Avevo sempre adorato quel momento, l'arrivo dei Cavalieri del Re: vederli marciare era per me un grande divertimento, guardarli tutti in ghingheri nelle loro scintillanti armature di metallo, come nei vecchi libri che la mamma mi leggeva.

I cavalieri erano tutti estremamente belli ed eleganti, in sella ai loro destrieri puro-sangue, con le spade al fianco sulla prima fila, e gli archi e le frecce sulla seconda. Promettevano pace, i nostri guerrieri, avventure e grandi viaggi, erano la promessa della speranza di un mondo migliore in cui tutti fingevano di credere per il bene di Città e di tutto il Reame.

Ma, nonostante la loro bellezza, il terrore predominava sull'entusiasmo: i cavalieri erano soliti girare per le grandi piazze, ridendo e scherzando tra di loro, baciando e facendo promesse ai bambini; noi vivevamo nell'isolata campagna oltre i confini di Città.

Nella mia mente milioni di pensieri iniziarono a saltar fuori, a ritmo con il suono degli zoccoli sul terreno secco: erano lì per giustiziare qualcuno? O forse semplicemente per mettersi in mostra, come ormai capitava sempre più spesso, sotto l'ordine del Re?

Tutte le domande, però, sembravano arrivare sempre alla stessa conclusione.

L'autunno era giunto al termine e presto sarebbe arrivato l'inverno, con le sue gelide folate di vento, e la neve bianca avrebbe distrutto i nostri orti e danneggiato per qualche periodo Città.

Erano tempi bui, e la guerra proseguiva a gran passi, il Re aveva bisogno di un esercito e l'esercito aveva bisogno di uomini: avevano bisogno di mio padre.

Non avevo più alcun dubbio.

Ed era per questo che non potevo smettere di correre, nonostante mi costasse una gran fatica e l'aria che mi schiaffeggiava con violenza, facendomi quasi mancare il respiro.

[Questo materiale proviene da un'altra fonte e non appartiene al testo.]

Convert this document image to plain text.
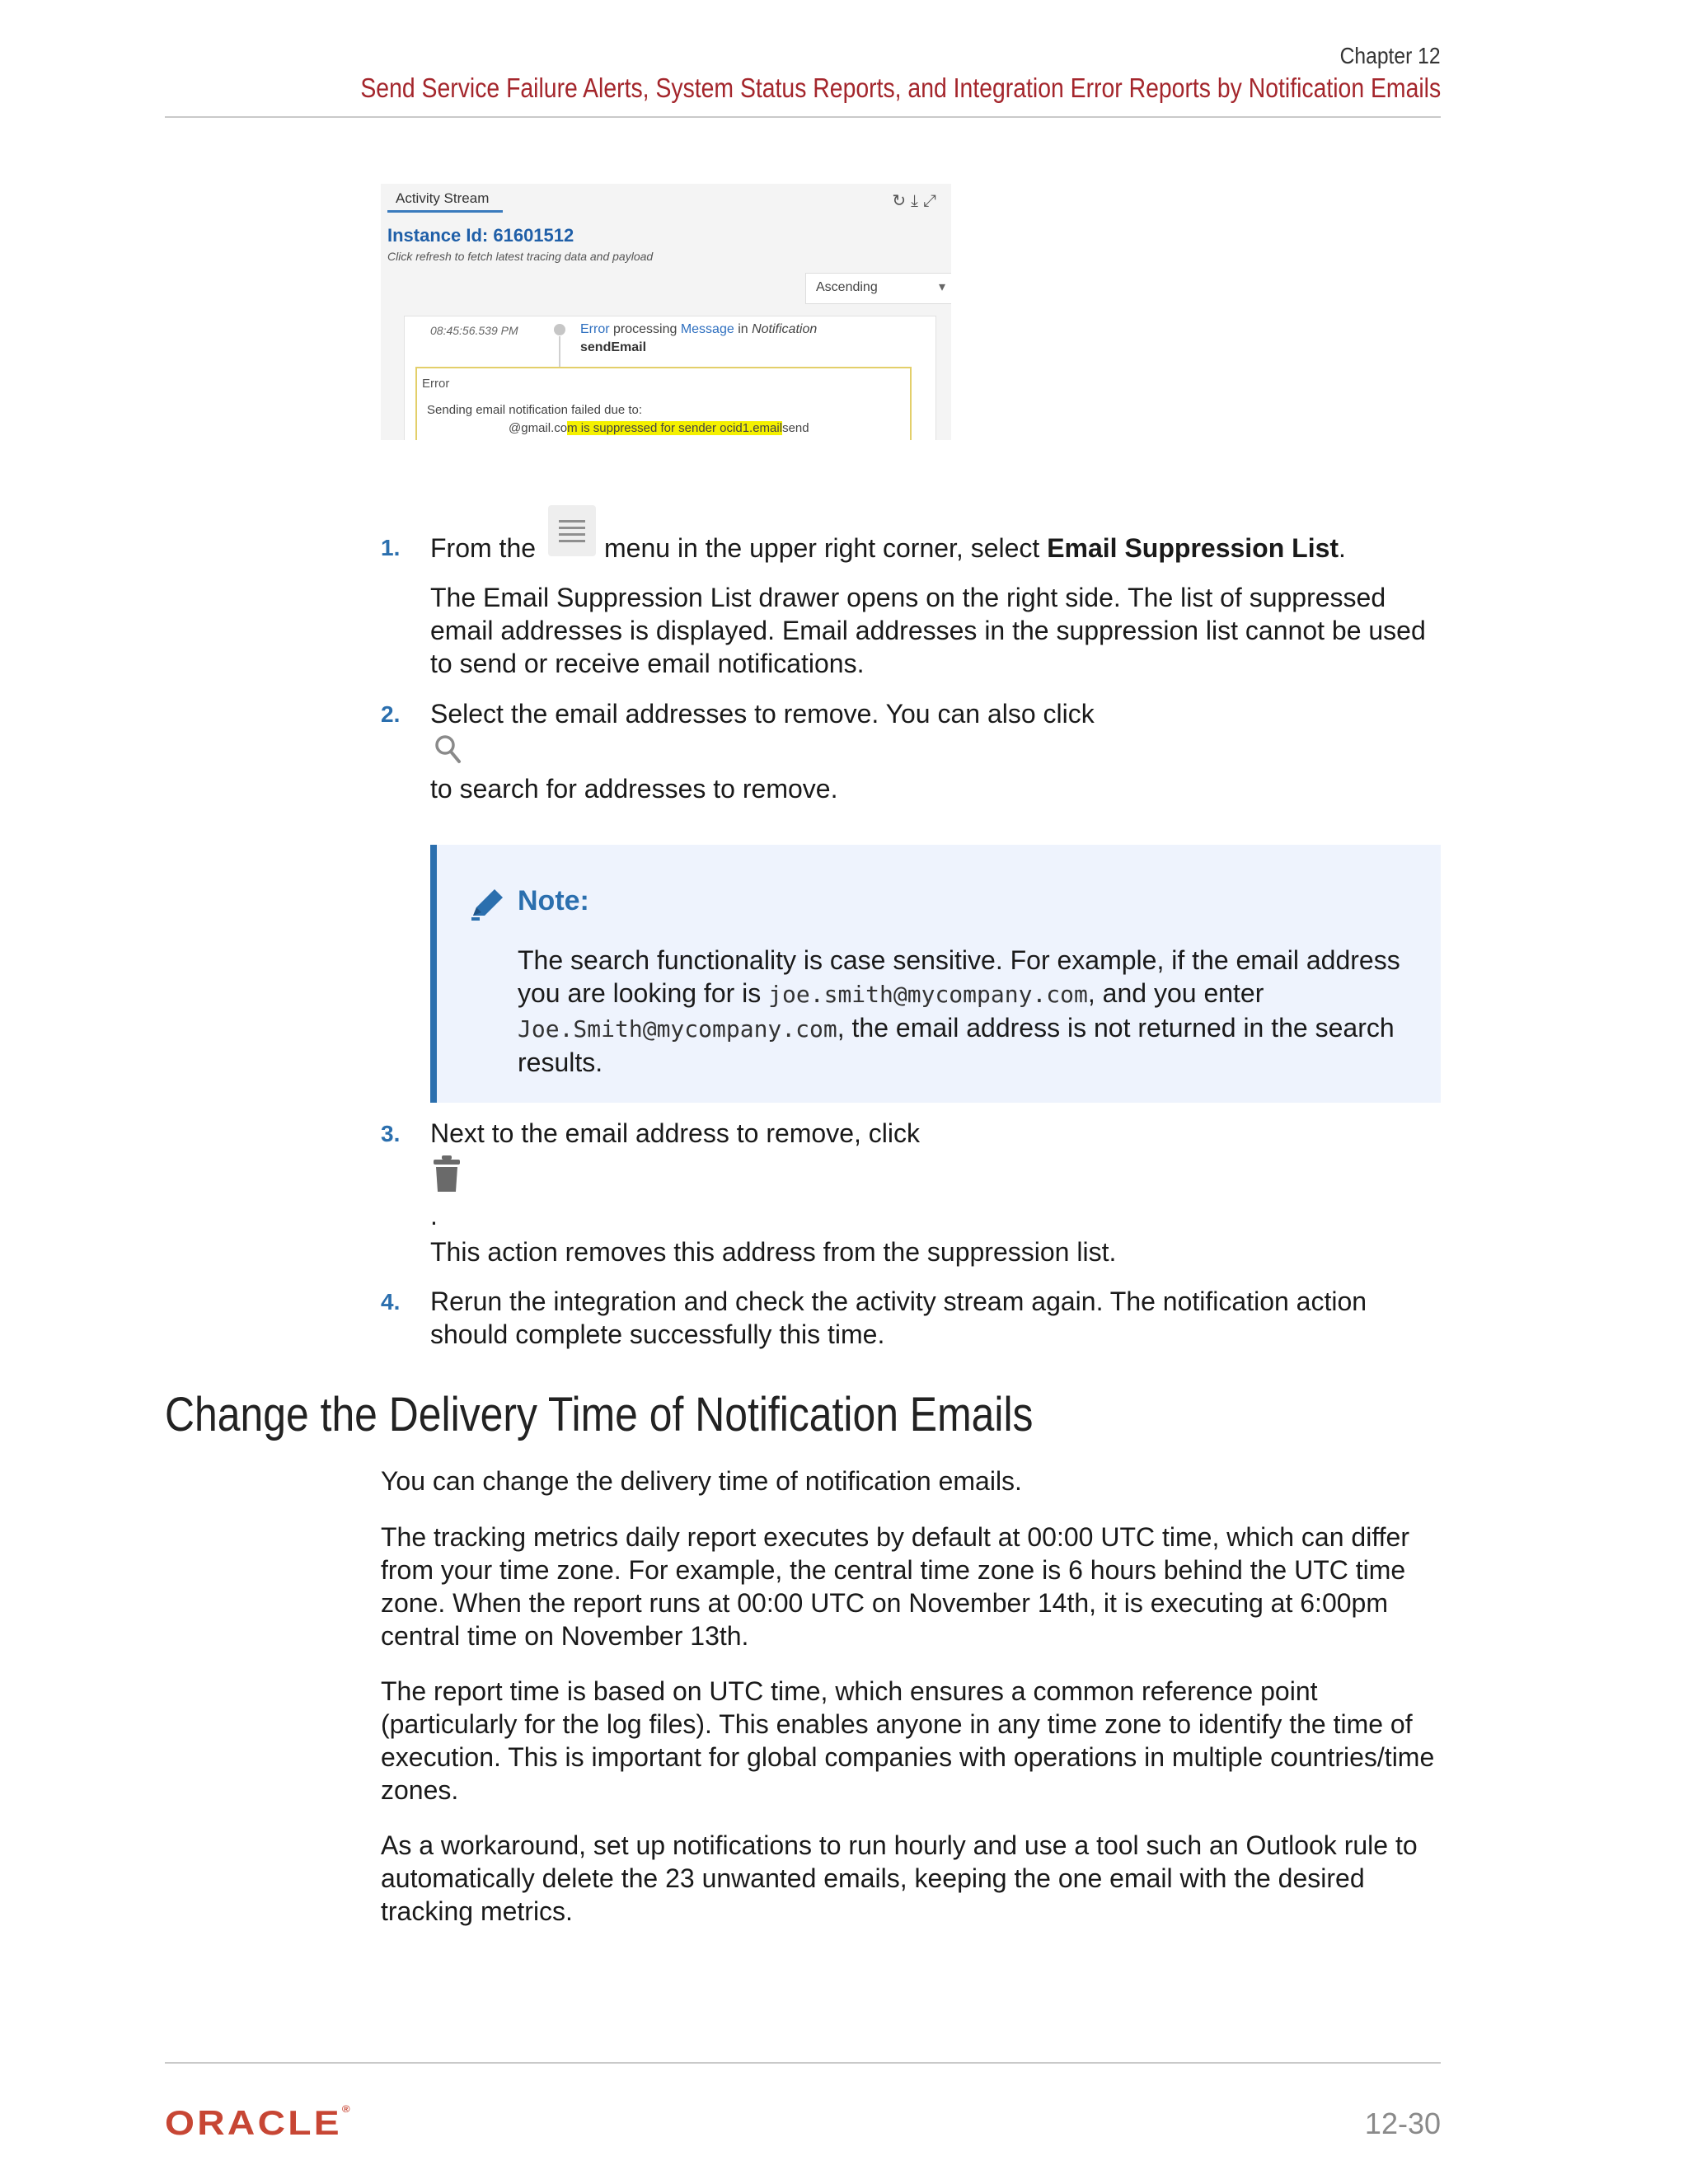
Chapter 12
Send Service Failure Alerts, System Status Reports, and Integration Error Reports by Notification Emails
Activity Stream	↻⤓⤢
Instance Id: 61601512
Click refresh to fetch latest tracing data and payload
Ascending	▾
08:45:56.539 PM	Error processing Message in Notification
sendEmail
Error
Sending email notification failed due to:
@gmail.com is suppressed for sender ocid1.emailsend
1. From the	menu in the upper right corner, select Email Suppression List.
The Email Suppression List drawer opens on the right side. The list of suppressed email addresses is displayed. Email addresses in the suppression list cannot be used to send or receive email notifications.
2. Select the email addresses to remove. You can also click
to search for addresses to remove.
Note:
The search functionality is case sensitive. For example, if the email address you are looking for is joe.smith@mycompany.com, and you enter Joe.Smith@mycompany.com, the email address is not returned in the search results.
3. Next to the email address to remove, click
.
This action removes this address from the suppression list.
4. Rerun the integration and check the activity stream again. The notification action should complete successfully this time.
Change the Delivery Time of Notification Emails
You can change the delivery time of notification emails.
The tracking metrics daily report executes by default at 00:00 UTC time, which can differ from your time zone. For example, the central time zone is 6 hours behind the UTC time zone. When the report runs at 00:00 UTC on November 14th, it is executing at 6:00pm central time on November 13th.
The report time is based on UTC time, which ensures a common reference point (particularly for the log files). This enables anyone in any time zone to identify the time of execution. This is important for global companies with operations in multiple countries/time zones.
As a workaround, set up notifications to run hourly and use a tool such an Outlook rule to automatically delete the 23 unwanted emails, keeping the one email with the desired tracking metrics.
ORACLE®	12-30
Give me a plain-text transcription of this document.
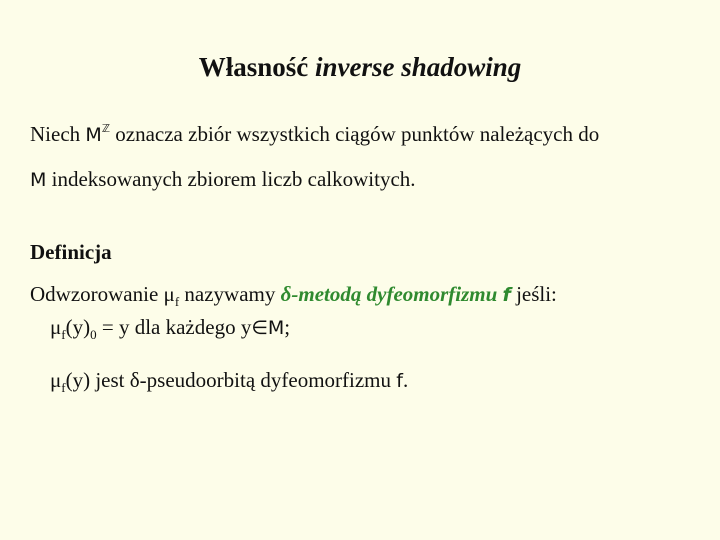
Własność inverse shadowing
Niech $M^ℤ$ oznacza zbiór wszystkich ciągów punktów należących do
M indeksowanych zbiorem liczb calkowitych.
Definicja
Odwzorowanie $\mu_f$ nazywamy δ-metodą dyfeomorfizmu f jeśli:
$\mu_f(y)_0 = y$ dla każdego y∈M;
$\mu_f(y)$ jest δ-pseudoorbitą dyfeomorfizmu f.
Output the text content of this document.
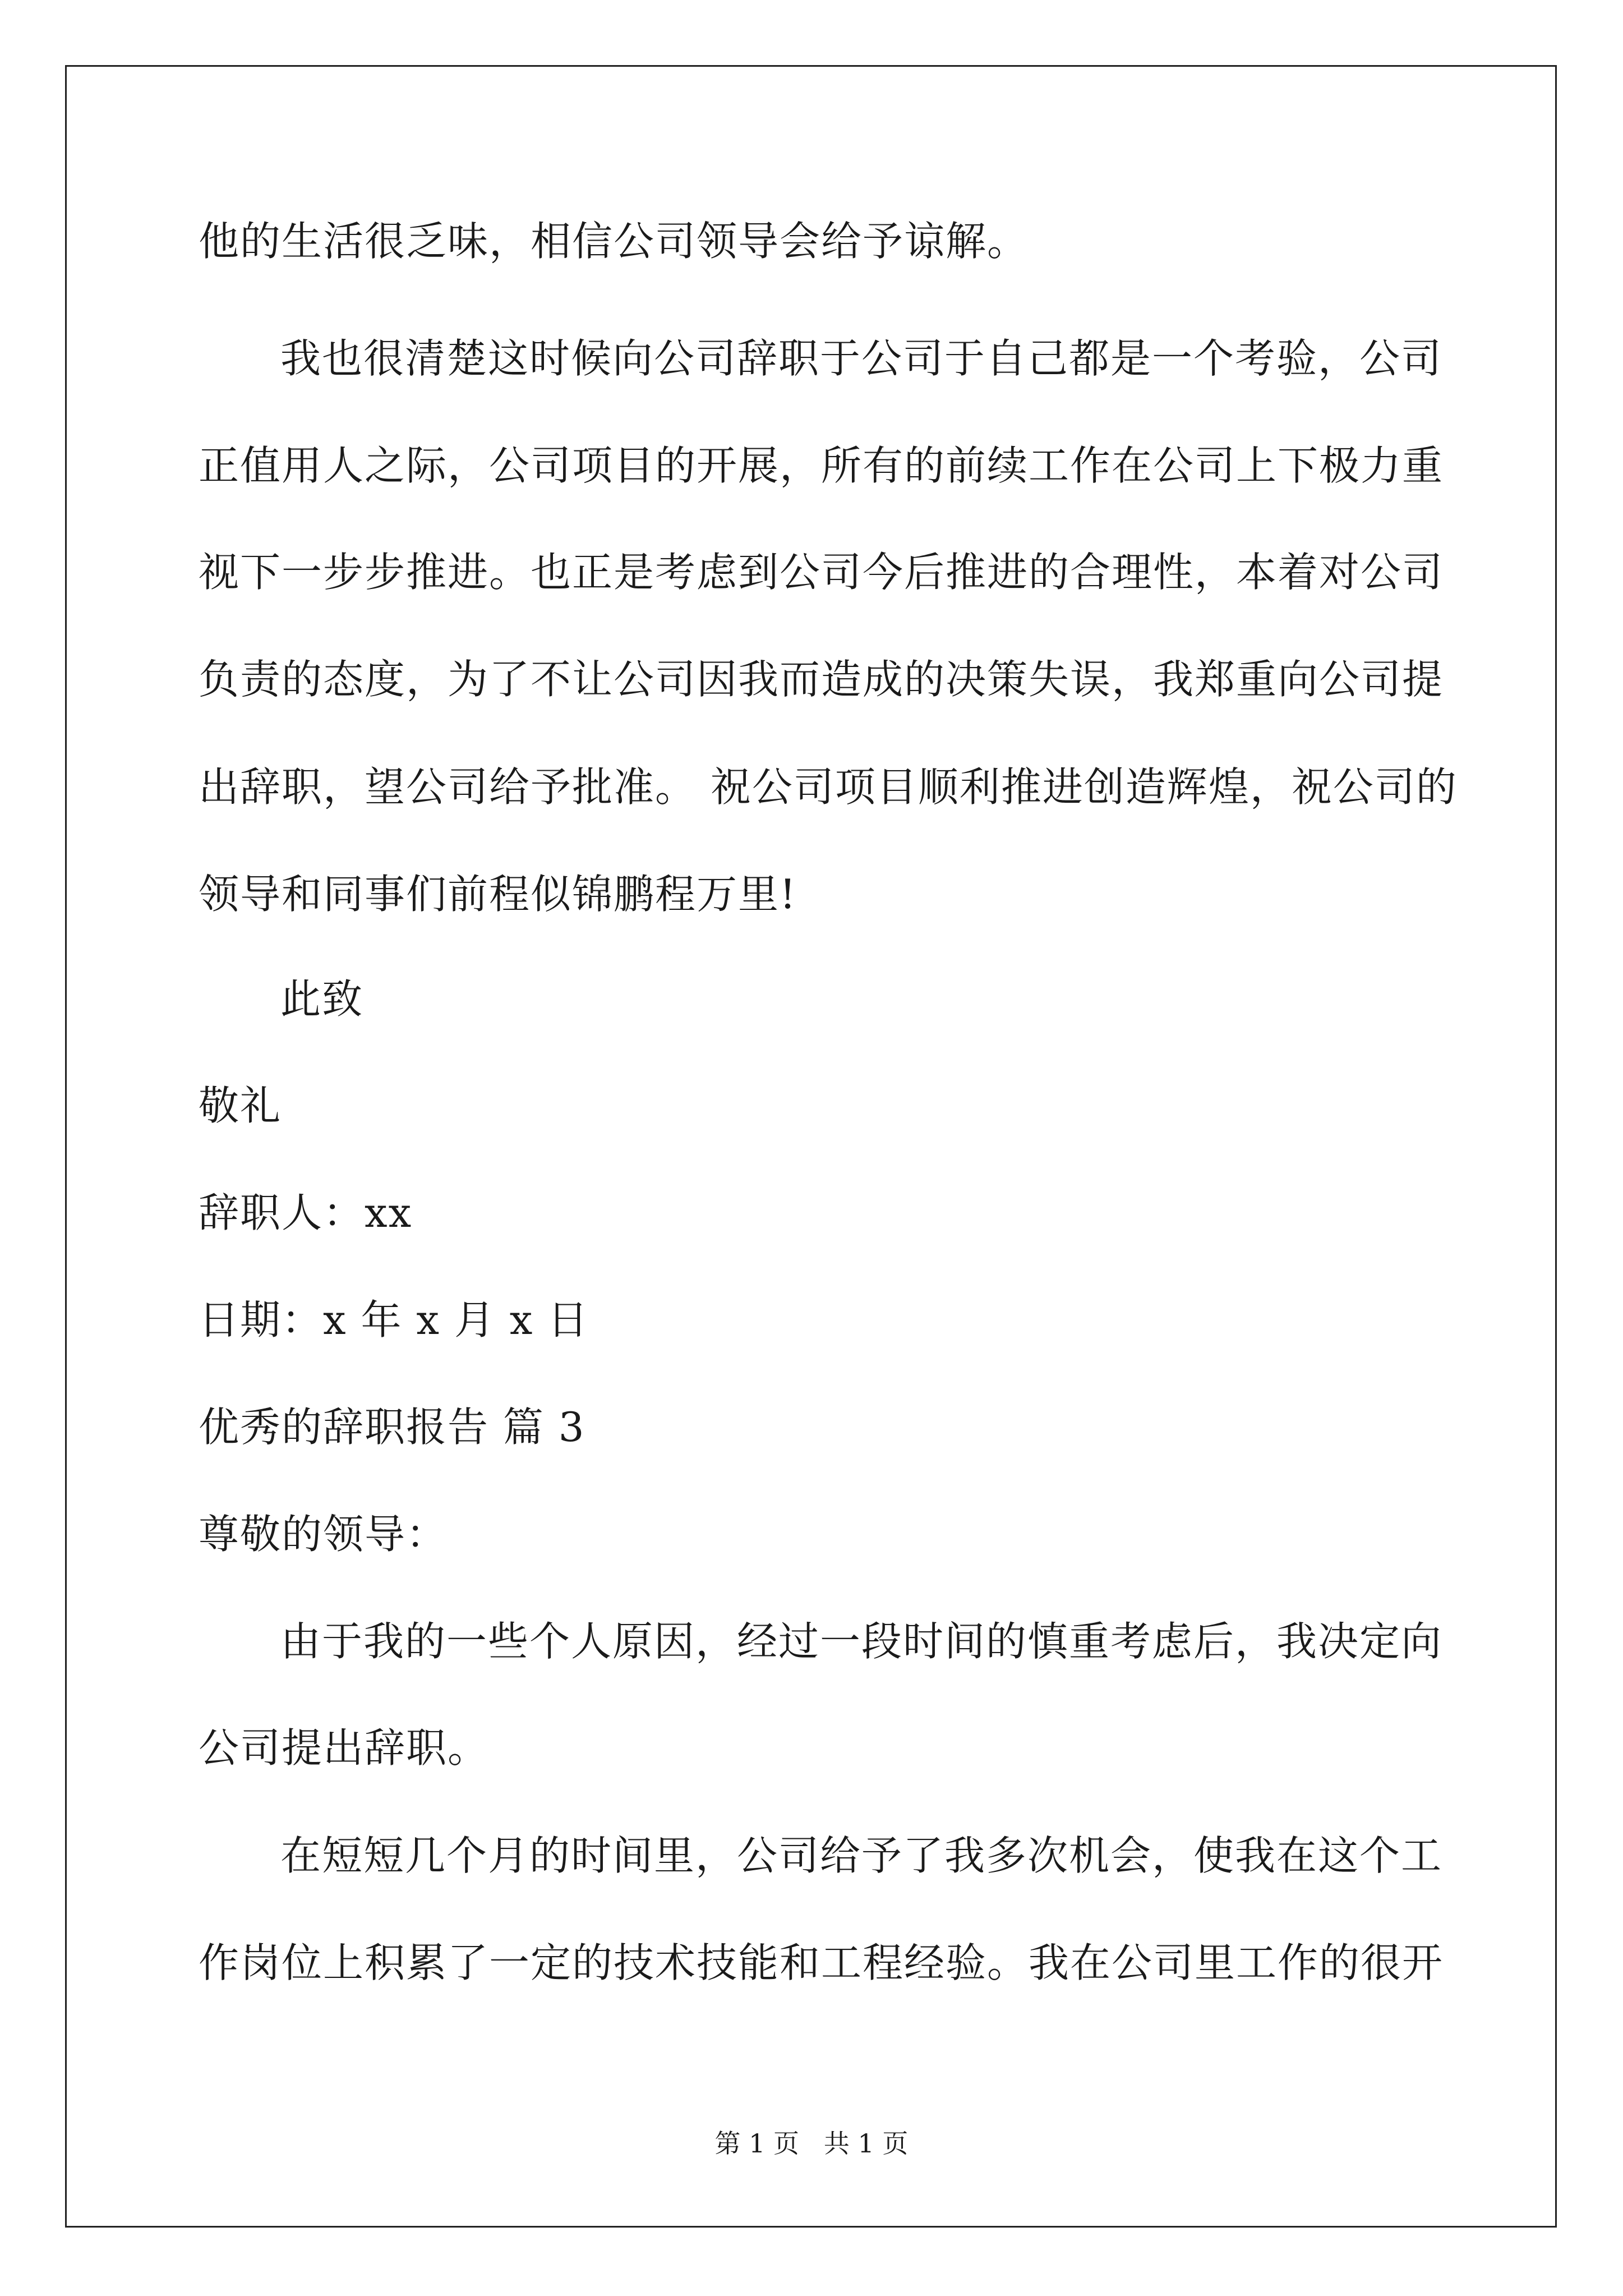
他的生活很乏味，相信公司领导会给予谅解。
我也很清楚这时候向公司辞职于公司于自己都是一个考验，公司
正值用人之际，公司项目的开展，所有的前续工作在公司上下极力重
视下一步步推进。也正是考虑到公司今后推进的合理性，本着对公司
负责的态度，为了不让公司因我而造成的决策失误，我郑重向公司提
出辞职，望公司给予批准。 祝公司项目顺利推进创造辉煌，祝公司的
领导和同事们前程似锦鹏程万里!
此致
敬礼
辞职人：xx
日期：x 年 x 月 x 日
优秀的辞职报告 篇 3
尊敬的领导：
由于我的一些个人原因，经过一段时间的慎重考虑后，我决定向
公司提出辞职。
在短短几个月的时间里，公司给予了我多次机会，使我在这个工
作岗位上积累了一定的技术技能和工程经验。我在公司里工作的很开
第 1 页   共 1 页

«Padre!», gridai nonostante l'ossigeno nei polmoni stesse già scarseggiando, «Padre!», la casa non mi era mai sembrata tanto lontana.

E poi comparve, la nostra piccola dimora di legno, umile, a volte fredda, ma pur sempre la nostra casa: era lì, dopotutto, che i miei genitori avevano costruito la loro vita, lì, dove si erano giurati amore eterno, sposandosi, lì, dove avevano avuto me e lì dove mi avevano cresciuta, nel pieno rispetto della natura e di tutto ciò in cui la vita scorreva.

Avrei voluto urlare, correre da mio padre e dirgli di scappare via, lontano, così che la guerra non lo portasse via da me e dalla mia mamma, ma lui era già lì, nel piccolo cortile ancora verde, e i Cavalieri del Re gli stavano già porgendo il foglio con cui il nostro sovrano lo avrebbe condannato per sempre.

Mio padre era un bell'uomo, giovane ed attraente: aveva i capelli neri e lunghi fino alle spalle, la pelle chiara, il viso magro e leggermente spruzzato di barba e due occhi neri e profondi come pozzi. A volte, quando sorrideva, i suoi occhi si illuminavano e sulle sue guance si formavano due piccole fossette che, raccontava mia mamma, le avevano fatto perdere la testa la prima volta in cui si erano incontrati, al Ballo d'Autunno, quando mio padre si era trasferito qui con i miei nonni.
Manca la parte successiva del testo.